Erivo will appear in at least two other films next year: Chaos Walking, a sci-fi adventure set in a dystopia where there are no women, and Needle in a Timestack, another sci-fi, this one about time travel and directed by John Ridley, the Oscar-winning screenwriter of 12 Years A Slave. Whatever downtime she has in between promoting those movies and accepting invitations to sing — in September, she took the stage for an Aretha Franklin tribute at BET’s Black Girls Rock! awards and performed at the Baltimore Symphony Orchestra’s opening gala — Erivo will spend it in Brooklyn with her roommate, a maltipoo named Caleb, and her boyfriend of a little more than a year, British stage actor Dean John-Wilson.

Her list of goals, meanwhile, is growing. While filming El Royale, Bridges told her he’d made nearly 70 films over his career; so making 70 films went on her list.
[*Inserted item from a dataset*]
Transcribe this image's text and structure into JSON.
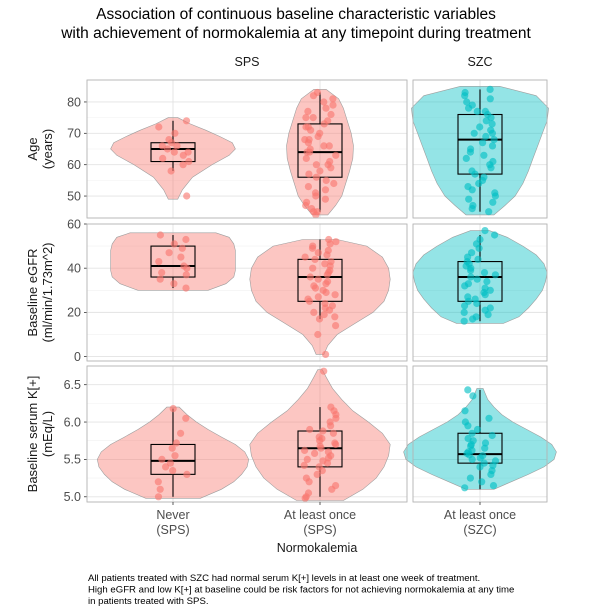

She’s working on an album of original music (sorry, Broadway fans, but Erivo is explicit that “it’s not gonna sound like a musical, because that’s not how I sing outside of that [context]”). She also wants to have her own production company. And she’s already been asked to write a book. Specifically, she was offered a deal for a memoir, which she dismissed out of hand because, “I’m only 31, I’ve only begun my life!” However, she would consider writing something more in the vein of self-help. “I would love to use the book as a way to give people permission to follow a dream,” she says, “to be steadfast in a belief and to know that literally anything is possible. An-y-thing.”

As for dream roles, icons from Tina Turner to Serena Williams and Cleopatra make the list. Could she ever play a damsel in distress? Erivo thinks for a beat. “I haven’t tried it yet; I don’t know!” she says, a bedazzled nail tapping her cheek. “It depends on what kind of damsel she is and why. It would be interesting to see if I could do it.” She pauses. “See: now I have a challenge.”